Go is a talented, skillful writer. His ability to both describe and convey the complexities of politics and family in the Philippines is impressive. For those who don’t know about the long relationship between the US and Philippines, Lito offers his son some context: “Many forget we were once an American colony — your colony.” Lito offers up opinions about his son’s home country, observing that America is “a liberator from the problems it created in the first place” and “America is a type of synecdoche. It is a few individuals who take it upon themselves to stand in for the views of everybody, sometimes accurately, but usually inaccurately.” From his wise perspective as a Filipino looking at the US, Lito warns, “What has happened here could happen there and anywhere else.” As a Filipino who grew up in the US, I marveled at moments of intimacy such as when Lito’s caretaker says, “we have to be careful with our heart” and explains it as “using this quaint third-person-plural construction in Tagalog.” Go masterfully shows the tension between the individual versus the communal through moments of distance and closeness between characters.
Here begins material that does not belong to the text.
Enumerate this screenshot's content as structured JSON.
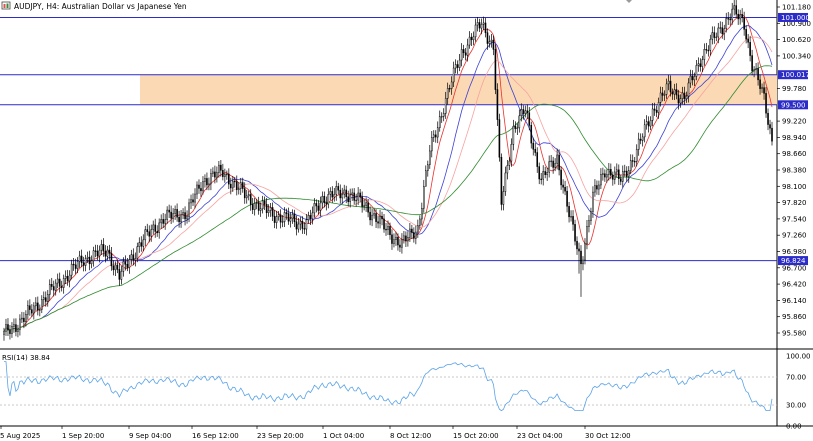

Despite this being an alternative history that includes a meeting that never took place, I was curious about whether the author was trying to play metafictional games when he deviated from the facts. For example, Benigno Aquino was assassinated in August. Yet Lito insists that the date was in “late May, I remember — because that’s also your birth month — and I was visiting my own father up north.” I thought of that cliché about how to lie effectively — throw in just enough factually accurate detail to make the lie seem like the truth. Is Go suggesting that Lito is an unreliable narrator? Or is this the author’s reminder to the reader that this is all a lie, a fiction?

Such headscratchers do not get in the way of enjoying the narrative. Forgiving Imelda Marcos is in the tradition of the best American road trip stories; and yet the novel feels so Filipino. With confidence and imagination, Go takes us on a gripping journey of a father telling the stories of his past as a way to reach into a future where his son might understand and forgive him. Sometimes all we have to offer each other are stories, and Go dares us not only to forgive, but to offer more than silence while a person is still with us, before all they are is story. Lito’s longing to connect with his son is the tough but heartbreaking thread that holds the various strands of this story together. The result is an entertaining, emotionally resonant novel that raises provocative questions about forgiveness, redemption, and love.


Grace Talusan was born in the Philippines and raised outside of Boston, where she currently lives. She is the author of The Body Papers, which won the Restless Books Prize for New Immigrant Writing and the Massachusetts Book Award in Nonfiction. Her writing has been supported by the NEA, the Fulbright, US Artists, the Brother Thomas Fund, and the Massachusetts Cultural Council. She teaches in the Nonfiction Writing Program at Brown University.